Washington – An analysis released today by the nonpartisan Urban Institute projects that, though federal spending will be 40 percent higher by 2024 than in 2015, just 2 percent of those additional dollars will be invested in initiatives that benefit children. The report, Kids’ Share 2014: Report on Federal Expenditures on Children Through 2013, also shows that only 10 percent of federal funding benefits children today. It was funded by First Focus and the Annie E. Casey Foundation and written by Urban Institute researchers Heather Hahn, Julia Isaacs, Sara Edelstein, Ellen Steele, and C. Eugene Steuerle.

“Voters aren’t hopeful about the future for kids, and Congress isn’t giving them reason to be,” said First Focus President Bruce Lesley.

A 2012 poll commissioned by the First Focus Campaign for Children found that 58 percent of voters were not confident that children would have better lives. The same poll, completed by the Republican opinion research firm Public Opinion Strategies, found that voters want the federal government to commit an average of 28 percent of resources to meeting children’s needs – a figure nearly triple children’s current share of the federal budget.

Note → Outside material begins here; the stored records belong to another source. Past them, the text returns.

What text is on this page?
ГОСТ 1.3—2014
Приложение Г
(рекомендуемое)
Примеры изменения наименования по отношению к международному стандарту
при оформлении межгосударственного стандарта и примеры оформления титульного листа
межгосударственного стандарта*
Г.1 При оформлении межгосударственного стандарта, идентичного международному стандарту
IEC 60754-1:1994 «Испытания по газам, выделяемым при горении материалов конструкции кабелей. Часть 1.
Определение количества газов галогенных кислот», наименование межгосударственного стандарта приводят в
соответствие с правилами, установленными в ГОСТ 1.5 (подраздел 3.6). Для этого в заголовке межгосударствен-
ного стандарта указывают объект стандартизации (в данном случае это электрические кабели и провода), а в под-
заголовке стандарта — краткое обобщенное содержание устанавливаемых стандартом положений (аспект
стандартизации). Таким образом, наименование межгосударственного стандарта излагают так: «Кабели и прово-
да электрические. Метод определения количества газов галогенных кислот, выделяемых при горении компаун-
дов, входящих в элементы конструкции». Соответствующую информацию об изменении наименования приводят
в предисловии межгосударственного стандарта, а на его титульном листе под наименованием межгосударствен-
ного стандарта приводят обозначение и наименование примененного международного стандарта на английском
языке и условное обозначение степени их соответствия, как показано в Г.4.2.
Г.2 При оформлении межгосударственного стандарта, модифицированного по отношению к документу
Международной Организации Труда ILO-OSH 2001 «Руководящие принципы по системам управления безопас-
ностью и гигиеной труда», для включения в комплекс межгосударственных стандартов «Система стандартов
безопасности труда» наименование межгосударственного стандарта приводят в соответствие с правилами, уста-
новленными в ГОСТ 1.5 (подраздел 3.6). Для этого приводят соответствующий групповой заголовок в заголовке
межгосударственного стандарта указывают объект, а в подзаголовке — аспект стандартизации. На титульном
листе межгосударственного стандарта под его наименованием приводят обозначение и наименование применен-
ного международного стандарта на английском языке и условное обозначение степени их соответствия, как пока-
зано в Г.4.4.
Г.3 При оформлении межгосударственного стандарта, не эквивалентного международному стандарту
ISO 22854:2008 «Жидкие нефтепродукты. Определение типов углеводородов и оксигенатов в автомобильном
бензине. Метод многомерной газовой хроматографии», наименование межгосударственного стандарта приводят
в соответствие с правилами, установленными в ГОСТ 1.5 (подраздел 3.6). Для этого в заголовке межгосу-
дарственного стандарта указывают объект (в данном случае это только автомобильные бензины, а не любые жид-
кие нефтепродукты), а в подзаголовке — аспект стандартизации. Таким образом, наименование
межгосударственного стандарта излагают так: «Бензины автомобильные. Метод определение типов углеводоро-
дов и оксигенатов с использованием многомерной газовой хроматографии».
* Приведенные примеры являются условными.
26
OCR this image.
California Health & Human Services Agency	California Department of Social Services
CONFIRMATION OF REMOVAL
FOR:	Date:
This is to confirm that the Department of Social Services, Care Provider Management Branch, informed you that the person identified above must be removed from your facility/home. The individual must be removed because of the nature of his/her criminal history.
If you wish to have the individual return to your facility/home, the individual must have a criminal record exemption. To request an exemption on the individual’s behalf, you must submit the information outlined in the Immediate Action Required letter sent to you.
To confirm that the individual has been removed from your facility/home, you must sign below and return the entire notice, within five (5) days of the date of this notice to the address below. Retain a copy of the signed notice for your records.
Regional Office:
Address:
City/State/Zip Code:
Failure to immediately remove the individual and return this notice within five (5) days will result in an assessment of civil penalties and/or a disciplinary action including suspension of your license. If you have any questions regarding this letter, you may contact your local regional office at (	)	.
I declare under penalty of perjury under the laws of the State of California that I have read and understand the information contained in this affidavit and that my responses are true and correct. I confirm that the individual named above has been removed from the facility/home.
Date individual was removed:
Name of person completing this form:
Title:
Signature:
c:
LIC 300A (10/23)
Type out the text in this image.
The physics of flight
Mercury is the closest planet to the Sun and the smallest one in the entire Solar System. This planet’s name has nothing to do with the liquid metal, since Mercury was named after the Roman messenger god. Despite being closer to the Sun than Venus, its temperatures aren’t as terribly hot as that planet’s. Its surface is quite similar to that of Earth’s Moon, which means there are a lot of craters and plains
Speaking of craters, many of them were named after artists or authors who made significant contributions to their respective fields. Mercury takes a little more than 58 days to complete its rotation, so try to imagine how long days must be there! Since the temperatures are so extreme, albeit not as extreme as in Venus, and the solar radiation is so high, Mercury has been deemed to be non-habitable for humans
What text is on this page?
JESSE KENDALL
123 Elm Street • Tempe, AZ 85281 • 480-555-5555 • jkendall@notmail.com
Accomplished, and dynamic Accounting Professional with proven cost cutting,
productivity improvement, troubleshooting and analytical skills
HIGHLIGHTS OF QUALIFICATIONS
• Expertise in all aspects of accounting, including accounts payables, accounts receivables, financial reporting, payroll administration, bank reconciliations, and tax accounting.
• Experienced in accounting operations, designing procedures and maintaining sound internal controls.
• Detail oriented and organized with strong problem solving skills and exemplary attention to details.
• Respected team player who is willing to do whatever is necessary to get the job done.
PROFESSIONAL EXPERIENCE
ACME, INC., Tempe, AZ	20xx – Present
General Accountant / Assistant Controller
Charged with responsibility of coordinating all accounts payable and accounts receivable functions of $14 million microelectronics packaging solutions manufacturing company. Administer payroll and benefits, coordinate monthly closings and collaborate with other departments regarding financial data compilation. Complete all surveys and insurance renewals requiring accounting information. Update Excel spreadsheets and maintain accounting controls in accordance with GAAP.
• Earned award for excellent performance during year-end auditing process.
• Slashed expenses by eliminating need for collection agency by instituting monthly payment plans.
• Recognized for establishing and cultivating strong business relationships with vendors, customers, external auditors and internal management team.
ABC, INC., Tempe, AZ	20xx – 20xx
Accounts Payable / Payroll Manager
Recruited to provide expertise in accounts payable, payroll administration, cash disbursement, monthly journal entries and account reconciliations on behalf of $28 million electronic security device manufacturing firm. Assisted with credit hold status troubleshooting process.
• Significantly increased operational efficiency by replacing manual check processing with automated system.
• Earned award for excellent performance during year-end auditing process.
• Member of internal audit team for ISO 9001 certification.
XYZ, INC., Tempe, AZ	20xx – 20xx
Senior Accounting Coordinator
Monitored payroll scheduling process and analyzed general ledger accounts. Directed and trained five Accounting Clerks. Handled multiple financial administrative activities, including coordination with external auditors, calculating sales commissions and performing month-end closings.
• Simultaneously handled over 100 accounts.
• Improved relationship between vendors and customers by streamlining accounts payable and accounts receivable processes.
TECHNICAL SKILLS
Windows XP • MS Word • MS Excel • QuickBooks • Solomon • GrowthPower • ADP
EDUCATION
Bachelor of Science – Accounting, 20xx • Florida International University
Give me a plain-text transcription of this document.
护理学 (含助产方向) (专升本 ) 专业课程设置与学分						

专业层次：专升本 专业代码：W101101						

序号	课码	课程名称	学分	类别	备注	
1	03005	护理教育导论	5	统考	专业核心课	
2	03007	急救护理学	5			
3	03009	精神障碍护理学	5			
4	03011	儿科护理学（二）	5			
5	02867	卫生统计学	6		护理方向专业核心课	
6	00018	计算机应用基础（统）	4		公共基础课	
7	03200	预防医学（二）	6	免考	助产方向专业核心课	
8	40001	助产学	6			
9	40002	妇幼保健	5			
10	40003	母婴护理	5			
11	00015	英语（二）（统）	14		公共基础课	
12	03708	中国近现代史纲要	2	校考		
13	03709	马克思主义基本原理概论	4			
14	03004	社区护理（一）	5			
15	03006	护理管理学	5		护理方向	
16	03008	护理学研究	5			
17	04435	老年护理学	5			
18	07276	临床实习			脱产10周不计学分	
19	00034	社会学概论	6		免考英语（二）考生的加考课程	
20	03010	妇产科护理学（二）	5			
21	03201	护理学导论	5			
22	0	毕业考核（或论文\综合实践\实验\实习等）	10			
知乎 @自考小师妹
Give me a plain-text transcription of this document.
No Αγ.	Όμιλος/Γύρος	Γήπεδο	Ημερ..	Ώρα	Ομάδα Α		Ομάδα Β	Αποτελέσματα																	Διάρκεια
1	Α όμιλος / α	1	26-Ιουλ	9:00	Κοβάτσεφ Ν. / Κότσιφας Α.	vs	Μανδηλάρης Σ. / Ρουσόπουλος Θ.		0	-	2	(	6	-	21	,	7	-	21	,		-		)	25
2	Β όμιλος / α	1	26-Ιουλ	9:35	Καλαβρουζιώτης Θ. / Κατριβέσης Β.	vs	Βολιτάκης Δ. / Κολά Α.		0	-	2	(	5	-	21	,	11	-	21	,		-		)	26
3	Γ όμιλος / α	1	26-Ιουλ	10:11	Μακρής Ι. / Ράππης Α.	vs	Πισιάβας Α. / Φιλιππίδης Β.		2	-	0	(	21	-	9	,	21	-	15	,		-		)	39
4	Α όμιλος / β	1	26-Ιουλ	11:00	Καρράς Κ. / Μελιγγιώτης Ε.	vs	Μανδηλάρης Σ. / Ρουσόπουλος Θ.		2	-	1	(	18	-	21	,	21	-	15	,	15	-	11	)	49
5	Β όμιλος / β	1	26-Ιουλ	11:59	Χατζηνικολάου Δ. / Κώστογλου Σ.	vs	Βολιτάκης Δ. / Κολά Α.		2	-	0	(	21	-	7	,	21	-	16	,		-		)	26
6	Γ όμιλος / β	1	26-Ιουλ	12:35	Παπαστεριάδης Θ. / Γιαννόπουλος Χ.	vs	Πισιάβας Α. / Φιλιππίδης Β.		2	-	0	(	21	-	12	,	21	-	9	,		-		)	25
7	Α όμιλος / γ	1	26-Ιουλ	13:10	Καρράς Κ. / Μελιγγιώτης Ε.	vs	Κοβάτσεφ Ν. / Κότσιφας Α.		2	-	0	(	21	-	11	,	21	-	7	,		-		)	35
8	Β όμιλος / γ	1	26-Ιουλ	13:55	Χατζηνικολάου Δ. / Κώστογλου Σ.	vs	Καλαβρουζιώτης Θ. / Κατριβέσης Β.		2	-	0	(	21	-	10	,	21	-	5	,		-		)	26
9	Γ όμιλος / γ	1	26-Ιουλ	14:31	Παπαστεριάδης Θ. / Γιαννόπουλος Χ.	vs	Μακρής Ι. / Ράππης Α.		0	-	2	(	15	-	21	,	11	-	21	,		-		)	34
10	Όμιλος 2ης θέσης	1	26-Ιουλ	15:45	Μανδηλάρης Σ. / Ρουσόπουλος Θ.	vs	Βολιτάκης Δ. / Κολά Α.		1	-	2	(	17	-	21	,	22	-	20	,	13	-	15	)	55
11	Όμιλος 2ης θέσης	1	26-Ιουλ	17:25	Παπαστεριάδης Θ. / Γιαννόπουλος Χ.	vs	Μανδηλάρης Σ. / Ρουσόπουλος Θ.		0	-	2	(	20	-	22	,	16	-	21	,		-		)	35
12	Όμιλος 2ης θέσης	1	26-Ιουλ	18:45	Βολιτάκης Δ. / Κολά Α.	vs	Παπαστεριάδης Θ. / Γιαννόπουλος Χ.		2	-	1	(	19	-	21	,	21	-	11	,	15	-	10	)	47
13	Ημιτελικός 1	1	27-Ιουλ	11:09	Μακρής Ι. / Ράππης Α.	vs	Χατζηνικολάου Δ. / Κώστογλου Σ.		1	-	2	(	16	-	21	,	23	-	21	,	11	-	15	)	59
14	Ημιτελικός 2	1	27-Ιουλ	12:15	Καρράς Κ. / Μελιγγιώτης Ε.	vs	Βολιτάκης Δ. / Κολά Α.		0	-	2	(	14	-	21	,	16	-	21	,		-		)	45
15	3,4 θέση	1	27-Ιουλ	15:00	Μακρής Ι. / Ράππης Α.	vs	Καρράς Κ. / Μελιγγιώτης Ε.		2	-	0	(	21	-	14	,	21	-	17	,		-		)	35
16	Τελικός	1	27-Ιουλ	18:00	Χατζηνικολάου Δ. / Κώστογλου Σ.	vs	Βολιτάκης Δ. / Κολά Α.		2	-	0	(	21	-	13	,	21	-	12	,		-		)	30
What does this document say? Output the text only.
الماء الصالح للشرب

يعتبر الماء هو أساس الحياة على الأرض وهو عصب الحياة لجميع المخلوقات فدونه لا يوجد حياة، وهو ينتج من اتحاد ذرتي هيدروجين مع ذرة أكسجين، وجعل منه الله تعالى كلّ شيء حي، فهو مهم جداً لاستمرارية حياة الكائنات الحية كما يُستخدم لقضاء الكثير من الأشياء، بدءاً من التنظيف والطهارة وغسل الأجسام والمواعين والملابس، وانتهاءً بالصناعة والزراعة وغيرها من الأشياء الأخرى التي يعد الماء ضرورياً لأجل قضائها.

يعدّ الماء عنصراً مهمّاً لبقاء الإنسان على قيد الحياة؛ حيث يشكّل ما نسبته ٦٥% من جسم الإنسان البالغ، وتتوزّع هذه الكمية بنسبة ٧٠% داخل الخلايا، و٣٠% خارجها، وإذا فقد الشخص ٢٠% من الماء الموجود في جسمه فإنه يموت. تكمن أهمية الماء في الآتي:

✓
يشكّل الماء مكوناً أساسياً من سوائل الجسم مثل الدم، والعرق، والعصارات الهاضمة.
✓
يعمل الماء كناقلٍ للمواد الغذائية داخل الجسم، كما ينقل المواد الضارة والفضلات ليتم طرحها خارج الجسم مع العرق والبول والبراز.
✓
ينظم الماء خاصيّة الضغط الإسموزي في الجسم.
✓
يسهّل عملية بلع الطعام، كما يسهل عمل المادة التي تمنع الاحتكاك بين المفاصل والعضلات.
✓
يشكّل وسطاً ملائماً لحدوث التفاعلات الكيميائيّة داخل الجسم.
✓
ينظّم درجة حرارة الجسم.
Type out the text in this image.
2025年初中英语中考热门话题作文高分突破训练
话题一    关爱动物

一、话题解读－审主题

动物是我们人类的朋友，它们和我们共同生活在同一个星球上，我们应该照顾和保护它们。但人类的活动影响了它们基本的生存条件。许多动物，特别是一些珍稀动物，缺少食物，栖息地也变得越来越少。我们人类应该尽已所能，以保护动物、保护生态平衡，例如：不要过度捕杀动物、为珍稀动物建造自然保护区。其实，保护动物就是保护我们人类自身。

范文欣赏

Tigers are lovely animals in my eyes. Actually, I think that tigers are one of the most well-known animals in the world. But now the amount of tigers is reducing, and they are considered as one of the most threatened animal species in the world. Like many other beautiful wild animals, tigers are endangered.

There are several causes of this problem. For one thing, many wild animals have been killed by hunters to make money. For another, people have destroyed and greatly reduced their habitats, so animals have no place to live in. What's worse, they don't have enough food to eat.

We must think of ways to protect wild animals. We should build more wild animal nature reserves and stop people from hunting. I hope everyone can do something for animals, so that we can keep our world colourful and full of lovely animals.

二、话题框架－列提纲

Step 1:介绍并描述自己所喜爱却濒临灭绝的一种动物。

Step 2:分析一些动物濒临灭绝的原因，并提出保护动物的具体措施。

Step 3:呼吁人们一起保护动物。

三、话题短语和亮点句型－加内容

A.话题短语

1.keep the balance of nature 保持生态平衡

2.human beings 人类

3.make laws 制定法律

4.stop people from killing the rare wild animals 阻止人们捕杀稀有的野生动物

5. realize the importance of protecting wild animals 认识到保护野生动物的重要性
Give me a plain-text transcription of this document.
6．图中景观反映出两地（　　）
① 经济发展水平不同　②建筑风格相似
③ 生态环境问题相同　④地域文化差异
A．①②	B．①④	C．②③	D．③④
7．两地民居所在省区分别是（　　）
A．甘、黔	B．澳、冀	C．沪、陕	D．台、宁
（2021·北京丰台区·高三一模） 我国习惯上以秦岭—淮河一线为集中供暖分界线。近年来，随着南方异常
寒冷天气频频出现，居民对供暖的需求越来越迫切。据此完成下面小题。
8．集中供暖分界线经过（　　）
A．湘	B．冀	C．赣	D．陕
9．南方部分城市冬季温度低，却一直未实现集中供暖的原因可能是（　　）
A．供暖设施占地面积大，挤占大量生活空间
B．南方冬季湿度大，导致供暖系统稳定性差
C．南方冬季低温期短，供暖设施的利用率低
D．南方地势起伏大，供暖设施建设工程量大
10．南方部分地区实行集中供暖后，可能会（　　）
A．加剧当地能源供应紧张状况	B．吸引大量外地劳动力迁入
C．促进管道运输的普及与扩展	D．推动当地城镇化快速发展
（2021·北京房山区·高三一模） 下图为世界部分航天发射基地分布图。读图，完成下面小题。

Kids’ Share finds that, though children’s share of the federal budget did increase slightly in 2013, this anomaly reflected reduced spending in other areas and bucks a long-term downward trend for children. The authors conclude that, unless Congress changes current policy, children’s share of the budget will continue to fall from 10 percent last year to 7.8 percent in 2024. Other key findings include:

  • Medicare and the non-children portions of Social Security and Medicaid account for 58 percent of projected increases in federal spending;
  • While health care costs and broader eligibility are projected to increase investments in children’s health over the long term, the projected end of the bipartisan Children’s Health Insurance Program (CHIP) in 2016 will have a budgetary impact big enough to drive children’s health spending down that year;
  • Interest payments on the national debt will exceed total federal investments in children by 2017;
  • Adoption assistance and other social services for children will fall as a share of gross domestic product (GDP) by an alarming 38 percent;
  • Funding for education, child hunger reduction and nutrition, and housing and aid to homeless children will also drop by 25 percent or more; and
  • The Child Tax Credit’s value will decline by 20 percent, due to inflation.

Federal policymakers are considering proposals that could slow the drop in federal investments in children and begin to turn the trend around. First Focus and other children’s advocates have urged the White House to establish a “children’s budget,” providing an official accounting of federal investments in children that can serve as a benchmark to assess the impact of legislation on children. And this week, a key U.S. Senate committee held a hearing on the future of CHIP, a bipartisan private-public partnership that provides healthcare for eight million children who would otherwise be uninsured. CHIP funding will end on October 1, 2015, unless Congress acts first.

“If we want a brighter future for kids, we need Congress to make children a priority, rather than an afterthought, in its work,” said Lesley.